For those who have kept their secret, they may offer experience guilt (was it my fault? did I enjoy it? did I ask for it? why didn't I tell anyone?) and shame (what's wrong with me?). In cases of being related to the abuser, it becomes even more murky. It can be difficult and confusing when we had good times with a relative and they took advantage of us. Some of the major things that may occur after abuse include:

  • Eating Disorders and body issues (anorexia, bulimia, binge eating)
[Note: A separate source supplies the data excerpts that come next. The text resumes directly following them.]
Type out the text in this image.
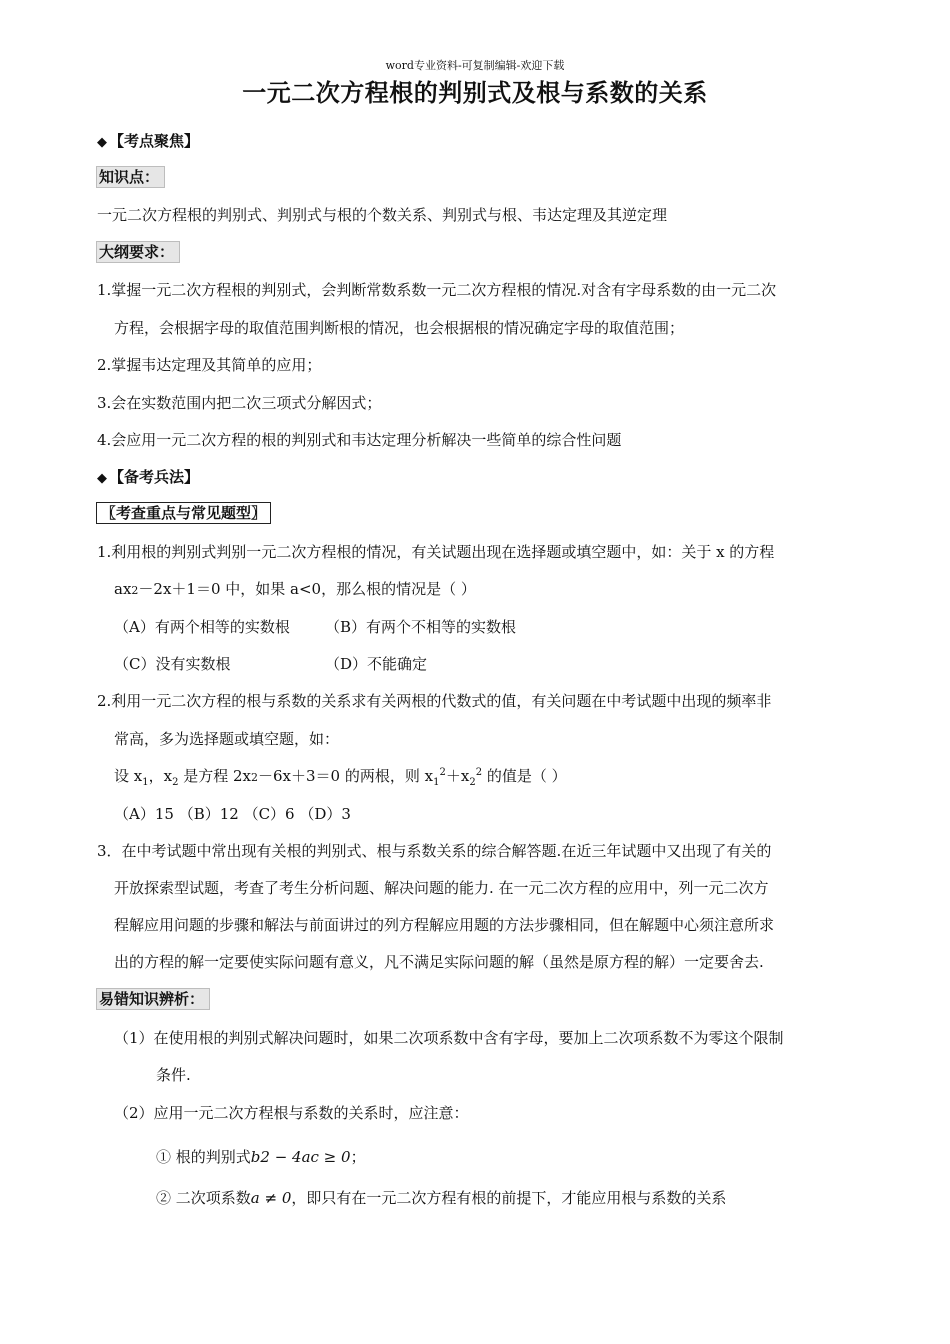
word专业资料-可复制编辑-欢迎下载
一元二次方程根的判别式及根与系数的关系
◆ 【考点聚焦】
知识点：
一元二次方程根的判别式、判别式与根的个数关系、判别式与根、韦达定理及其逆定理
大纲要求：
1.掌握一元二次方程根的判别式，会判断常数系数一元二次方程根的情况.对含有字母系数的由一元二次
方程，会根据字母的取值范围判断根的情况，也会根据根的情况确定字母的取值范围；
2.掌握韦达定理及其简单的应用；
3.会在实数范围内把二次三项式分解因式；
4.会应用一元二次方程的根的判别式和韦达定理分析解决一些简单的综合性问题
◆ 【备考兵法】
〖考查重点与常见题型〗
1.利用根的判别式判别一元二次方程根的情况，有关试题出现在选择题或填空题中，如：关于 x 的方程
ax2－2x＋1＝0 中，如果 a<0，那么根的情况是（ ）
（A）有两个相等的实数根 （B）有两个不相等的实数根
（C）没有实数根	（D）不能确定
2.利用一元二次方程的根与系数的关系求有关两根的代数式的值，有关问题在中考试题中出现的频率非
常高，多为选择题或填空题，如：
设 $x_1$，$x_2$ 是方程 2x2－6x＋3＝0 的两根，则 $x_1^2+x_2^2$ 的值是（ ）
（A）15 （B）12 （C）6 （D）3
3．在中考试题中常出现有关根的判别式、根与系数关系的综合解答题.在近三年试题中又出现了有关的
开放探索型试题，考查了考生分析问题、解决问题的能力. 在一元二次方程的应用中，列一元二次方
程解应用问题的步骤和解法与前面讲过的列方程解应用题的方法步骤相同，但在解题中心须注意所求
出的方程的解一定要使实际问题有意义，凡不满足实际问题的解（虽然是原方程的解）一定要舍去.
易错知识辨析：
（1）在使用根的判别式解决问题时，如果二次项系数中含有字母，要加上二次项系数不为零这个限制
条件.
（2）应用一元二次方程根与系数的关系时，应注意：
① 根的判别式b2 − 4ac ≥ 0；
② 二次项系数a ≠ 0，即只有在一元二次方程有根的前提下，才能应用根与系数的关系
  • High levels of suicidal ideation and suicide attempts

  • Self harm

  • More frequent pain such as pelvic pain, stomach issues, headaches or trouble swallowing

  • Chronic anxiety and panic attacks

  • Amnesia about childhood (also called dissociation)
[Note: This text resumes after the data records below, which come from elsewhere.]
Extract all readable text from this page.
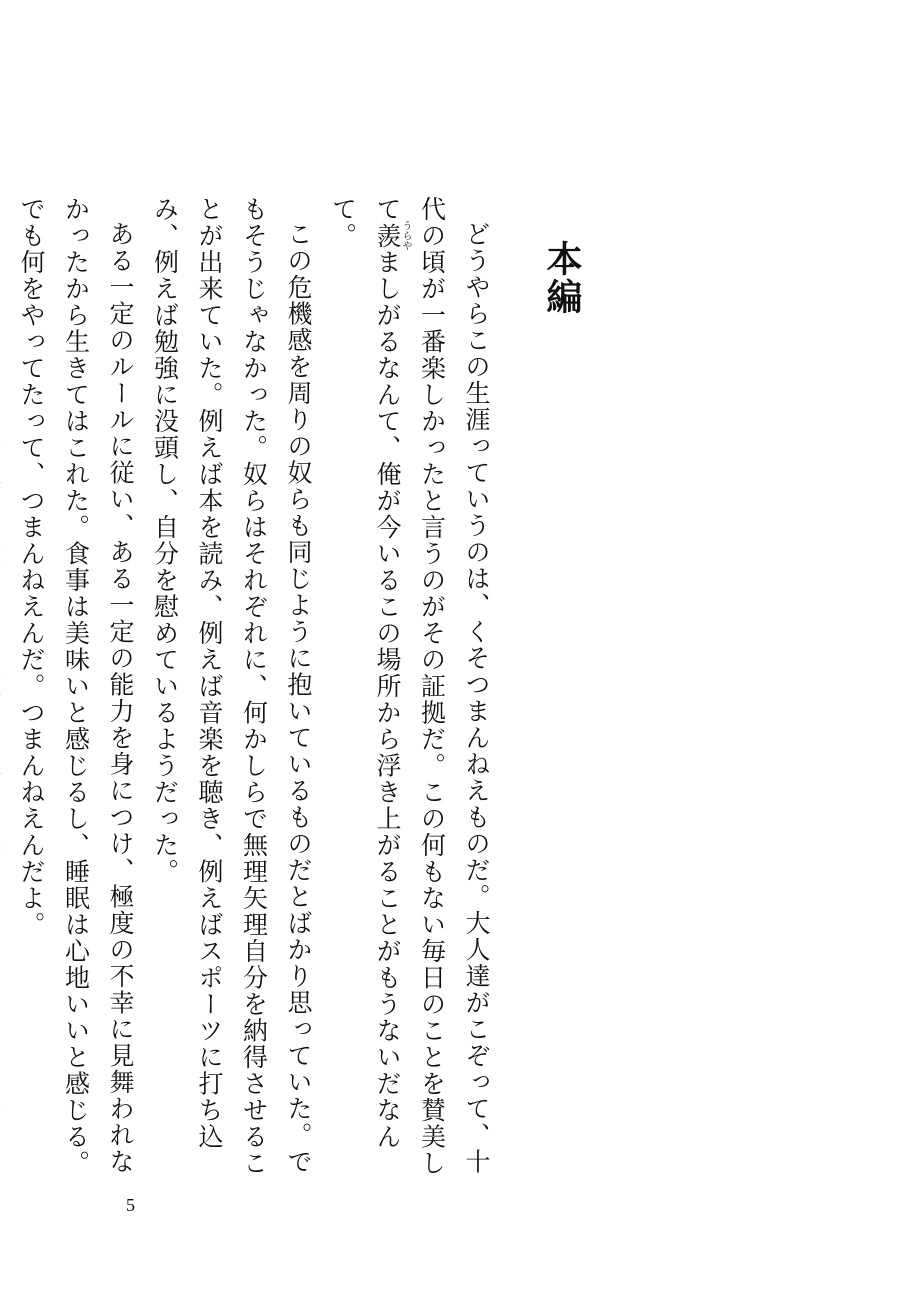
本編

どうやらこの生涯っていうのは、くそつまんねえものだ。大人達がこぞって、十代の頃が一番楽しかったと言うのがその証拠だ。この何もない毎日のことを賛美して羨うらやましがるなんて、俺が今いるこの場所から浮き上がることがもうないだなんて。

この危機感を周りの奴らも同じように抱いているものだとばかり思っていた。でもそうじゃなかった。奴らはそれぞれに、何かしらで無理矢理自分を納得させることが出来ていた。例えば本を読み、例えば音楽を聴き、例えばスポーツに打ち込み、例えば勉強に没頭し、自分を慰めているようだった。

ある一定のルールに従い、ある一定の能力を身につけ、極度の不幸に見舞われなかったから生きてはこれた。食事は美味いと感じるし、睡眠は心地いいと感じる。でも何をやってたって、つまんねえんだ。つまんねえんだよ。

5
  • Difficulty with intimacy (lack of enjoyment, avoidance of sex, fearing sex, erectile dysfunction)

  • Fear of being hurt by romantic partners or friends

If you are a parent who may have survived CSA, it is also important to note that you may have intrusive images or fears of abusing your own child. You may feel guilty, or avoid contacting, hugging or being near your child. This is a common reaction to CSA. Do not hesitate to seek therapy services, it can make a world of difference! I promise there is hope.

Treatment

Therapy can be extremely beneficial for people who've experienced CSA, and each therapist carries their own approach. Personally, I've seen amazing things come from EMDR -- but that is not to take away from other modalities such as Trauma Focused Cognitive Behavioral Therapy.

Sometimes, people do benefit from medication. Everyone has a different reaction, and everyone has a different preference as far as treatment. For PTSD, we have a ton of options to reduce feeling on edge, scared, nervous, paranoid/hypervigilant and to reduce nightmares and flashbacks (which can be crippling).

With CSA often comes anxiety and depression. Most of the very young children I've seen with suicidal gestures, attempts or thoughts had been sexually abused. While it is uncomfortable to think about, suicidal thoughts can arise as young as age 4. If you are worried about suicidal thoughts for your child, here are some red flags of suicidal behavior to watch out for in children. There are medications that can help to reduce the anxious, depressive and/or suicidal symptoms that may result from CSA. Relief is possible.